Nel giornalismo di oggi quel cuore pulsante di verifica, valutazione, ripensamento e formazione che sarebbe la redazione di un giornale tende sempre più a mancare, indebolendo l’intera catena dell’informazione.

 

E’ opinione abbastanza comune tra la gente che i giornali siano una bacheca sulla quale chi ha le giuste entrature, e a volte pure senza, può affiggere quasi ciò che vuole.

Ovviamente è un abbaglio.

In subordine, un abbaglio altrettanto comune è che il giornalista scriva direttamente in pagina ciò che pubblica, a sua idea o capriccio, in una sorta di tubo diretto tra l’autore del pezzo e le colonne del giornale.
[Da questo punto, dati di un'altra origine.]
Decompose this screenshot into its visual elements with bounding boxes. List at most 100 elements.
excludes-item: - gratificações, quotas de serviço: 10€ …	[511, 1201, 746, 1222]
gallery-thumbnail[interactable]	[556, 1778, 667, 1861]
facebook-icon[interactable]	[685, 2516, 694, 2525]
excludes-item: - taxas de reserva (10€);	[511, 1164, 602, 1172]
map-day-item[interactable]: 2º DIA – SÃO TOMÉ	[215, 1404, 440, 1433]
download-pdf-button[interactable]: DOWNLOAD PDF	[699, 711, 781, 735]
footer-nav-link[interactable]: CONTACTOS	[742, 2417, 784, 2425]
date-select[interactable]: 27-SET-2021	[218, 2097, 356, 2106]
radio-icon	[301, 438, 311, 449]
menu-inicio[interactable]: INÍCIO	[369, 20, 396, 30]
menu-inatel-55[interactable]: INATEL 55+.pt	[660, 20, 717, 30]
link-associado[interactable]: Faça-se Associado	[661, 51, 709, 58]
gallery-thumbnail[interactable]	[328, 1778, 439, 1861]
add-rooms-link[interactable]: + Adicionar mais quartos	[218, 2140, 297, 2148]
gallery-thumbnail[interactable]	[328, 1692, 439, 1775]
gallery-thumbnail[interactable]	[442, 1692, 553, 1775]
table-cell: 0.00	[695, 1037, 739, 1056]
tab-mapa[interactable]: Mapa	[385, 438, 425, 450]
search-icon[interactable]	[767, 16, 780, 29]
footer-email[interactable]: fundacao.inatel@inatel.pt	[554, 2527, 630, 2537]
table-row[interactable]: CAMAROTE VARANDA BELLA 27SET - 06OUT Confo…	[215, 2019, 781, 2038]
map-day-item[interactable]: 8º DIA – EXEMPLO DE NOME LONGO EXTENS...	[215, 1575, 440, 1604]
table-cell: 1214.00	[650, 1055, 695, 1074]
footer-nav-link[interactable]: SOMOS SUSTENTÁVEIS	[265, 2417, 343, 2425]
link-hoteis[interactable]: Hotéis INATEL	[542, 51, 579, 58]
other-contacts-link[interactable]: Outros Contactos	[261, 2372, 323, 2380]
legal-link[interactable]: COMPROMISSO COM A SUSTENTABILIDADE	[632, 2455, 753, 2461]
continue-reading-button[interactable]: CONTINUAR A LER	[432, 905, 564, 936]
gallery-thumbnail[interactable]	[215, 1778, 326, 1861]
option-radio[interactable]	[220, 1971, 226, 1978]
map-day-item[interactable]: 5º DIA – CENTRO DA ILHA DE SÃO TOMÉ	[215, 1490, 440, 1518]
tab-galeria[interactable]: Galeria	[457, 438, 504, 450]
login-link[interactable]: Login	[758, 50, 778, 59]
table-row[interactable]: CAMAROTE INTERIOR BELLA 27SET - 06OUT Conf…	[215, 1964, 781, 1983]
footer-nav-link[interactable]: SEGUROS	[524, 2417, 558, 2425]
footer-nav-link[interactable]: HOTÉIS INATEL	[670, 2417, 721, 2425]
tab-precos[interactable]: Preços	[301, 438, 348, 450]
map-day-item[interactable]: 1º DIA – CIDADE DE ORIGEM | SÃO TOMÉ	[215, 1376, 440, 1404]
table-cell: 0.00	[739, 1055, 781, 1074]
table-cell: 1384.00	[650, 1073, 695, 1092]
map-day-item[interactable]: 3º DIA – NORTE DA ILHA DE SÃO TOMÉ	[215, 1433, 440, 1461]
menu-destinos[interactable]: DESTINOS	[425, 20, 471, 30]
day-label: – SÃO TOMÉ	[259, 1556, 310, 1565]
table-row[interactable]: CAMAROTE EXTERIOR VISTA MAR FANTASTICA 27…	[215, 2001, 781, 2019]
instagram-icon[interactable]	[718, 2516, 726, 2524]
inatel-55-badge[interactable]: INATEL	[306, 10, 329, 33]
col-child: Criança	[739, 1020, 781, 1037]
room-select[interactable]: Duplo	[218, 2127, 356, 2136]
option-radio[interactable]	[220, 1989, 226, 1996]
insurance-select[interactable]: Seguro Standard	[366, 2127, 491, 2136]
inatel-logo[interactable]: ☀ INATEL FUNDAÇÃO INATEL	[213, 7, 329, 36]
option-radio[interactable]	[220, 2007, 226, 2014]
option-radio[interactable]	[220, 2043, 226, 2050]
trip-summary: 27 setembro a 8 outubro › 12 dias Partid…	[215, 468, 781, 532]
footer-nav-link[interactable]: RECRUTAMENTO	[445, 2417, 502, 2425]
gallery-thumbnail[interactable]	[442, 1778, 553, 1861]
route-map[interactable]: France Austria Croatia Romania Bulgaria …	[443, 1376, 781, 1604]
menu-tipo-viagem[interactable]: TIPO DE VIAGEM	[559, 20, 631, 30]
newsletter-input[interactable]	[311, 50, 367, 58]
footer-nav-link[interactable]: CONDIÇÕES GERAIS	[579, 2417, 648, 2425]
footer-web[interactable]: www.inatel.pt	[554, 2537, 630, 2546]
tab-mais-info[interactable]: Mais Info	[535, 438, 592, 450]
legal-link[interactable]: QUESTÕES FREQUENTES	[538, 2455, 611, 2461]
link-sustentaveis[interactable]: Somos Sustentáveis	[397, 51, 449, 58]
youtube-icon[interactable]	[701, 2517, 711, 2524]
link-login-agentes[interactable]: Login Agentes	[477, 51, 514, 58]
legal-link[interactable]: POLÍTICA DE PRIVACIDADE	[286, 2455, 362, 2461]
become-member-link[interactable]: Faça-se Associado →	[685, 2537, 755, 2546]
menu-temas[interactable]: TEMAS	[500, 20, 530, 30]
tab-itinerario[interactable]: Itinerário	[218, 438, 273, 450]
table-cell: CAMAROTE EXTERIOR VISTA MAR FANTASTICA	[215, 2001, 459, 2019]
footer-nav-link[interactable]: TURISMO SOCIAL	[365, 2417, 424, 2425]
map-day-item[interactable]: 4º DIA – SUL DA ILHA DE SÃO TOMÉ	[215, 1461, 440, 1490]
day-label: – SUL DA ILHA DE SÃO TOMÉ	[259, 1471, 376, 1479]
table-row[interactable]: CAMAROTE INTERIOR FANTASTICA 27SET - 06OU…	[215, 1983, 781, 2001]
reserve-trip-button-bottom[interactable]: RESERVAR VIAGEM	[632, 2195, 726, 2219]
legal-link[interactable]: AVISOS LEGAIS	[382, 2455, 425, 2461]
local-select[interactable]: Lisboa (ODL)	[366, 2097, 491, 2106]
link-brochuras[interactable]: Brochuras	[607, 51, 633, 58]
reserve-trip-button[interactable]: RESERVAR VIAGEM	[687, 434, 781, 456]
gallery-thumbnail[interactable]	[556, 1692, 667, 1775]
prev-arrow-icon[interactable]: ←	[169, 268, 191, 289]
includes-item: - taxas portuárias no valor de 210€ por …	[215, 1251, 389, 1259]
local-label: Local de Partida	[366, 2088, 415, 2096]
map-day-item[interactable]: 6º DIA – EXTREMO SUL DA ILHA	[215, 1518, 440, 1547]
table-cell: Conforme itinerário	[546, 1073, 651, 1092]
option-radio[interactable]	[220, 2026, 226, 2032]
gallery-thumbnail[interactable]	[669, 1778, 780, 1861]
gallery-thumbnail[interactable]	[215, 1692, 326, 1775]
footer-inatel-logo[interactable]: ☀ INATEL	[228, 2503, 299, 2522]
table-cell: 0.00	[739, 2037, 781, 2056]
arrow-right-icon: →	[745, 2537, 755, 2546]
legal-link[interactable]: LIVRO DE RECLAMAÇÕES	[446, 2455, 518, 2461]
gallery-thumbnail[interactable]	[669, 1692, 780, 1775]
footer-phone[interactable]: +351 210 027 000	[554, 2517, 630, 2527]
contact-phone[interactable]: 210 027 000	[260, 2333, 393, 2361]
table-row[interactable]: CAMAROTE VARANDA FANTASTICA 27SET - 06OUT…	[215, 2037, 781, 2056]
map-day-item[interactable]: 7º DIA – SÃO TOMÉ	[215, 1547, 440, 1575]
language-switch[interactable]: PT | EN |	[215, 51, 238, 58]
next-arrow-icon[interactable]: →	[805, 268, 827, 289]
Invece è (o dovrebbe essere) tutto il contrario, perchè una delle fondamenta della professione e dell’editoria è quel soggetto – intermedio e intermediario al tempo stesso – chiamato redazione: struttura organizzata e gerarchica che ha non solo la funzione di dare alle notizie un ordine di importanza in sè e in relazione alle altre, ma di sottoporle a una verifica e di “passare” gli articoli, ossia rileggerli, depurandoli da sviste, errori, contraddizioni etc per poi impaginarli, titolarli, eccetera.

Non è dunque improprio, anzi mi pare correttissimo, parlare di una filiera dell’informazione che, passo dopo passo, conduce dai nudi fatti alla loro narrazione su quel supporto “naturale” che è una testata giornalistica.

Il cuore di questa filiera è appunto la redazione, organismo quasi vivente di costante confronto, aggiornamento, elaborazione, ripensamento. Maggiore è la sua efficienza, maggiore sarà l’affidabilità del pubblicato, ovvero la sua rispondenza alla verità, raccontata e descritta in modo chiaro, comprensibile, esaustivo e imparziale.

Detto così, sembra una banalità. Ma è tutto il contrario.

Conoscere il funzionamento delle redazioni dal di dentro, le loro dinamiche, le loro viscosità, anche i loro contrasti e la loro umanità, è un tassello fondamentale del bagaglio professionale di un giornalista. Tassello che, pur indispensabile, oggi è sempre più difficile da acquisire: un po’ perchè le redazioni si asciugano progressivamente e, quindi, chi scrive sui giornali ne fa sempre meno parte, essendo la maggioranza del pubblicato affidato ormai alla penna di collaboratori esterni; un po’ perchè a questi collaboratori l’accesso e quindi la familiarità con le redazioni e i redattori è, per ragioni giuslavoristiche nelle quali adesso non voglio addentrarmi, sempre più precluso. Una preclusione che ostacola anche la formazione diretta, quella trasmissione sul campo del “mestiere” che una volta era prerogativa dei più navigati e dei più anziani.

La trasformazione della redazione in una frettolosa “cucina”, intenta a sbrigare il lavoro nel modo più veloce e meno costoso possibile, ha portato dunque all’erosione dal di dentro di una delle sue funzioni più importanti, quella detta sopra di luogo di decantazione e ripensamento delle notizie e del modo di darle.

Per questo credo che nei corsi di formazione, fatalmente frequentati da un numero altissimo di giornalisti autonomi con poca o punta esperienza redazionale e senza possibilità di farne, andrebbero inserite una o più giornate di vita vissuta lì dentro: sia per capire come funziona, oggi, la brigata che cucina le notizie; sia per capire come, spesso, la troppa pressione faccia dimenticare di mettere il sale nelle pietanze o faccia metterne troppo, con le conseguenze che conosciamo; sia infine perchè, in un rapporto sempre più spersonalizzato, sapere come approcciarsi a redazione e redattori (tempi, modi, tipo di lavoro, esigenze, orari) diventa imprescindibile per chi cerca di vendere loro i propri servizi.